PARIS, 2 oct 2008 (AFP). Le rapport publié jeudi par l’Inserm sur les liens entre cancers et environnement est « prudent à l’extrême » et dénote « un manque total d’ambition dans les recommandations », a déploré la principale association active sur les pesticides, le MDRGF.

« L’expertise de l’Inserm sur environnement et cancer a le mérite de montrer sans ambiguïté que les pesticides jouent un rôle majeur dans l’épidémie de cancer que connaît actuellement notre société », reconnaît le Mouvement pour les droits et le respect des générations futures dans un communiqué.

« Les pesticides sont suspectés de jouer un rôle dans 8 des 9 cancers étudiés par le rapport », fait-il valoir.
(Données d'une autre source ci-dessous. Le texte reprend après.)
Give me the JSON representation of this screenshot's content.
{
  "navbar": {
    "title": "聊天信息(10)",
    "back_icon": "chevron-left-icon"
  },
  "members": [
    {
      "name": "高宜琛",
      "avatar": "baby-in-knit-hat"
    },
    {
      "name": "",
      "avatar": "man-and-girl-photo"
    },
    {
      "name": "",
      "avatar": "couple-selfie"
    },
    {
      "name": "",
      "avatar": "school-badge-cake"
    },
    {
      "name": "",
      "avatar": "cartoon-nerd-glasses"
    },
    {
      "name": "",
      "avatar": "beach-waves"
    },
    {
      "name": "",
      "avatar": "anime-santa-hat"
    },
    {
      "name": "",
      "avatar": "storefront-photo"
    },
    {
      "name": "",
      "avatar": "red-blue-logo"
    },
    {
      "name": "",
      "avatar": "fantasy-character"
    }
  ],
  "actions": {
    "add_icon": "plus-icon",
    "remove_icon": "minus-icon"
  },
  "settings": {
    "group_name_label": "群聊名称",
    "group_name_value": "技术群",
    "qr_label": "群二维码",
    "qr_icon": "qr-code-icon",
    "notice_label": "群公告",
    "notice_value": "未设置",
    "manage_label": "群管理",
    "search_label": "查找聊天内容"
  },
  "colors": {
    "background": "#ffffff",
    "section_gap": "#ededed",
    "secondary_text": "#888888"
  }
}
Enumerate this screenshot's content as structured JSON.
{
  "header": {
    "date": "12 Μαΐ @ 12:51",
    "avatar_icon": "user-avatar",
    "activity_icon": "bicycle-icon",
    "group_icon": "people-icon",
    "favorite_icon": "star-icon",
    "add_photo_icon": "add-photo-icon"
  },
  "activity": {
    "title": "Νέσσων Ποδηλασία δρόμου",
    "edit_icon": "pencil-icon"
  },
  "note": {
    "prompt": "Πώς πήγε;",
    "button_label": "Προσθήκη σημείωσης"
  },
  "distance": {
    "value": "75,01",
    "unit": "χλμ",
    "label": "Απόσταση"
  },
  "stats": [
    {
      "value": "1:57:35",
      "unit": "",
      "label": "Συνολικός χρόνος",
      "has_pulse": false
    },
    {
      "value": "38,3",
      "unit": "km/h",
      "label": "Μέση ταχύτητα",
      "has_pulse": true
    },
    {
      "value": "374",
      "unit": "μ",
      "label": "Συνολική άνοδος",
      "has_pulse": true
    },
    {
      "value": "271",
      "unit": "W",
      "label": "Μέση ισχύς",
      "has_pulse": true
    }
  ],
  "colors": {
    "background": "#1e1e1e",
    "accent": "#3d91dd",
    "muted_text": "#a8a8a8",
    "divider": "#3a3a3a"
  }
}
Mais « nous pourrions nous attendre à ce que l’Inserm se prononce sur la dangerosité intrinsèque des substances mises sur le marché, ce qui n’est pas le cas », déplore le MDRGF.

Les experts de l’Inserm ont analysé les données scientifiques disponibles sur neuf cancers dont l’incidence a augmenté depuis une vingtaine d’années: cancer du poumon, de la plèvre, du sein, de l’ovaire, du testicule, de la prostate, de la thyroïde, leucémie et tumeurs cérébrales.

Ils ont pu ainsi mettre en relief des « facteurs cancérogènes avérés ou probables », comme l’amiante, les radiations, le radon ou le tabac passif pour le cancer du poumon, ou des « facteurs débattus », pour lesquels les études sont limitées, comme le tabac passif ou les pesticides pour le cancer du sein.

Pour François Veillerette, président du MDRGF, « il est essentiel que le Parlement soutienne des mesures de réduction de l’usage des pesticides et de développement de l’agriculture biologique lors du vote des lois Grenelle 1 et 2 cet automne ».